André Villas-Boas está umbilicalmente ligado  à conquista do tricampeonato por parte do FC Porto. O ex-treinador portista comanda agora o Tottenham, depois de uma passagem pouco feliz pelo Chelsea, mas não esquece a sua passagem meteórica pelo clube do coração.

Numa extensa entrevista ao diário O Jogo, o técnico português comentou o desfecho do último campeonato nacional e a contratação de Paulo Fonseca para o cargo de treinador do FC Porto. André Villas-Boas fala ainda de Jorge Jesus e do “bloqueio mental” que parece afligir a formação da Luz sempre que joga no Dragão.

«Eu faço parte do tricampeonato apenas enquanto vencedor do primeiro título. O Jorge Jesus é um treinador agressivo, destemido e que monta as equipas para atacar. Surpreendentemente, ou não, porque a estratégia pode adaptar-se aos diferentes jogos, o que vimos no encontro decisivo do campeonato foi um Benfica completamente diferente do que estava a ser. Infelizmente para eles, já assim tinha sido contra o Estoril. Mas o Benfica competiu sempre de forma extremamente agressiva e, na minha ótica, ambas as equipas são bem montadas e destemidas. O Jesus é agressivo, virado para o ataque e com muita cultura de 4x4x2, o que é muito difícil encontrar em Portugal. Num campeonato onde FC Porto e Benfica tiveram um percurso imaculado, deixar tudo para se decidir no Dragão foi o ponto final para o Benfica. Apresentar-se daquela forma tão surpreendente pode ter sido uma estratégia ou uma consequência das condicionantes do jogo, pelo facto de o FC Porto jogar com a emoção, mas não reflete o que eles foram durante toda a época», começou por dizer André Villas-Boas sobre a aparente supremacia de um conceito de futebol sobre o outro.
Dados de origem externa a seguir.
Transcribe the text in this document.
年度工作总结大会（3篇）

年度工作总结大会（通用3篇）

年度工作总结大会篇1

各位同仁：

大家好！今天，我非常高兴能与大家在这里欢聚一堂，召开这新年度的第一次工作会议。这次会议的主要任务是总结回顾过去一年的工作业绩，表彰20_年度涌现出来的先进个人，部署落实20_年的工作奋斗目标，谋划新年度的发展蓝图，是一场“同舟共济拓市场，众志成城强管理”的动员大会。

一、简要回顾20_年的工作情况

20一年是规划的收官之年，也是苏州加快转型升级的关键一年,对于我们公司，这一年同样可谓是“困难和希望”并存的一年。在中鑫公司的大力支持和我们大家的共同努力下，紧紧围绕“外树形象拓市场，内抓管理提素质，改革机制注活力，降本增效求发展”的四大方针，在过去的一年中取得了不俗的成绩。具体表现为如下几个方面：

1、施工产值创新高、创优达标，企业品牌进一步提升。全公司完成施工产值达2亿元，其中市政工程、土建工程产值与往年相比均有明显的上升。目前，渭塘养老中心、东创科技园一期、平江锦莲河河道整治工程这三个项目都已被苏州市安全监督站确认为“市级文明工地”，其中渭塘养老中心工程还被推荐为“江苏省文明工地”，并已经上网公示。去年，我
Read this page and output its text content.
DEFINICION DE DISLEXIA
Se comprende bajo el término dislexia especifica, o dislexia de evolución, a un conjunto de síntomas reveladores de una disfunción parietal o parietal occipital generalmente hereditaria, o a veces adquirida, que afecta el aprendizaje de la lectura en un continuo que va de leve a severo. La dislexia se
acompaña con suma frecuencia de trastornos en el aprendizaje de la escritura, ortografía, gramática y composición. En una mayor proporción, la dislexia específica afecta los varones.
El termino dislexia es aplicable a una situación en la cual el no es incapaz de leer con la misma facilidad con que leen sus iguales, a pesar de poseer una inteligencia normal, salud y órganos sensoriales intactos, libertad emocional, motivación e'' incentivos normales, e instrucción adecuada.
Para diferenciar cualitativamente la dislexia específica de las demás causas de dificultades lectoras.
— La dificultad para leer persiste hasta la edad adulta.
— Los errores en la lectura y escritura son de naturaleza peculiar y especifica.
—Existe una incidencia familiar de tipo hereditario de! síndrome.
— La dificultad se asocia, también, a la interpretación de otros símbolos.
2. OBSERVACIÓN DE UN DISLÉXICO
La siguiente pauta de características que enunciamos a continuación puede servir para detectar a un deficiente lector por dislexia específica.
«O FC Porto tem uma cultura de 4x3x3 muito bem implementada, todos os jogadores a compreendem. A disciplina interna e a exigência de ganhar dá conforto em campo, mas aqui estão em jogo vários factores. O que parecer ser uma constante é que a filosofia do FC Porto continua a sobrepor-se», acrescentou André Villas-Boas sobre a cultura de vitória implementada no emblema portista

«A partir do momento em que se transforma num bloqueio mental e numa inspiração para os outros, isso começa a ser pesado. Sair dessa rotina é complicado, Há estatísticas engraçadas: equipas que chegam a um campo e perdem sempre; jogadores que noutro determinado campo marcam sempre. Esses estados emocionais são uma constante no futebol, para mim são decisivos e muitas vezes têm esse efeito de bloqueio mental. Contra o FC Porto, há mais ansiedade e antecipação de derrota do que a descontração para se exprimir todo o potencial em campo. Talvez esse bloqueio esteja a acontecer», sentenciou o técnico do Tottenham sobre a aparente dificuldade do Benfica em vencer no reduto do FC Porto.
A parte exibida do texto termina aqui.